When these attacks occur, their effects include server crashes, unresponsive applications, and network outages that take businesses offline for legitimate users. Simply put, DDoS attacks cost victims significant time, money, and brand reputation.

Mitigating and protecting against botnet attacks

Defending against botnets requires a multi-layered defense-in-depth approach. The first line of defense includes network security controls that maintain a global IP reputation database of known malicious IP addresses and domains, as well as compromised systems owned by botnets.

Ask security vendors how they block network connections using IP reputation. On average, 10% to 15% of global malicious IP addresses change daily, so confirming that your provider provides frequent updates is critical to ensuring effective botnet protection. Assess the size and reputation of your security vendors’ threat intelligence research team, and the sources and size of their IP and domain reputation databases.

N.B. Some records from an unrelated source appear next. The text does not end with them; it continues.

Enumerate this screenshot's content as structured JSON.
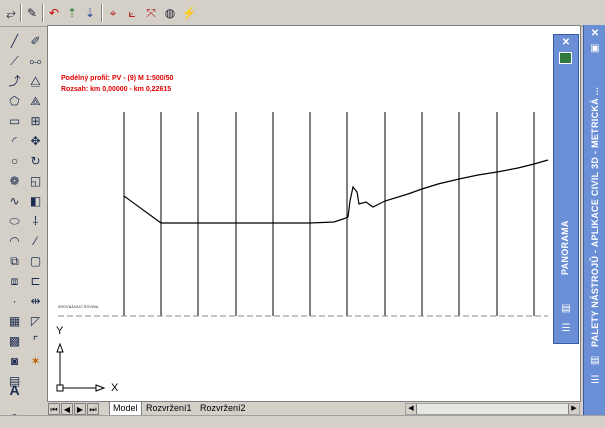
{
  "drawing": {
    "title_line1": "Podélný profil: PV - (9) M 1:500/50",
    "title_line2": "Rozsah: km 0,00000 - km 0,22615",
    "small_note": "SROVNÁVACÍ ROVINA",
    "ucs_y_label": "Y",
    "ucs_x_label": "X"
  },
  "tabs": {
    "model": "Model",
    "layout1": "Rozvržení1",
    "layout2": "Rozvržení2"
  },
  "palettes": {
    "panorama_title": "PANORAMA",
    "tool_palettes_title": "PALETY NÁSTROJŮ - APLIKACE CIVIL 3D - METRICKÁ ..."
  },
  "icons": {
    "top_toolbar": [
      "regen-icon",
      "edit-polyline-icon",
      "undo-arrow-icon",
      "grip-up-icon",
      "grip-down-icon",
      "ucs-origin-icon",
      "ucs-3point-icon",
      "ucs-axis-icon",
      "orbit-icon",
      "flashlight-icon"
    ],
    "left_toolbar_1": [
      "line-icon",
      "construction-line-icon",
      "polyline-icon",
      "polygon-icon",
      "rectangle-icon",
      "arc-icon",
      "circle-icon",
      "revision-cloud-icon",
      "spline-icon",
      "ellipse-icon",
      "ellipse-arc-icon",
      "insert-block-icon",
      "make-block-icon",
      "point-icon",
      "hatch-icon",
      "gradient-icon",
      "region-icon",
      "table-icon",
      "mtext-icon"
    ],
    "left_toolbar_2": [
      "erase-icon",
      "copy-icon",
      "mirror-icon",
      "offset-icon",
      "array-icon",
      "move-icon",
      "rotate-icon",
      "scale-icon",
      "stretch-icon",
      "trim-icon",
      "extend-icon",
      "break-point-icon",
      "break-icon",
      "join-icon",
      "chamfer-icon",
      "fillet-icon",
      "explode-icon"
    ]
  },
  "colors": {
    "title_red": "#e00000",
    "palette_blue": "#6b8fd6",
    "canvas_white": "#ffffff"
  }
}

The second line of defense requires detecting network traffic based on protocol behavior and session flow. Current detection methods use a combination of machine learning algorithms and threshold countermeasures.

The challenge for defenders is that botnets can launch multiple types of attacks. The network behavior that ransomware exploits exhibit is different from brute-force credential harvesting or click fraud that occurs on e-commerce web servers. Therefore, the layered defenses required to prevent botnet attacks will vary based on the risks for each individual business.

For example, today’s botnet DDoS attack patterns have multiple vectors, are short in duration and high in intensity, as highlighted in the 2021 Comcast DDoS Threat Report. This makes DDoS detection an extremely difficult task for security personnel, who must detect problems within minutes, but only have seconds to react before a failure occurs.

Create a multi-layered cybersecurity plan

Basic cybersecurity hygiene is critical to protecting against the threat of botnets. Frequent and continuous vulnerability scanning, configuration hardening, and an organized patch management policy are key steps to prevent your host systems from falling victim to botnets.

Next, organizations should implement network access controls, multi-factor authentication, and zero-trust policies for users, making it more difficult for attackers to gain access to your network or host computers. Finally, ongoing employee training on how to identify suspicious activity, such as phishing attempts, and what steps to take in the event of a breach can reduce botnet attacks.

Botnet attacks are here to stay, so it’s important that users and businesses assess their systems, partner with the right vendors and service providers, and implement a cybersecurity program with executive support to protect themselves from attacks.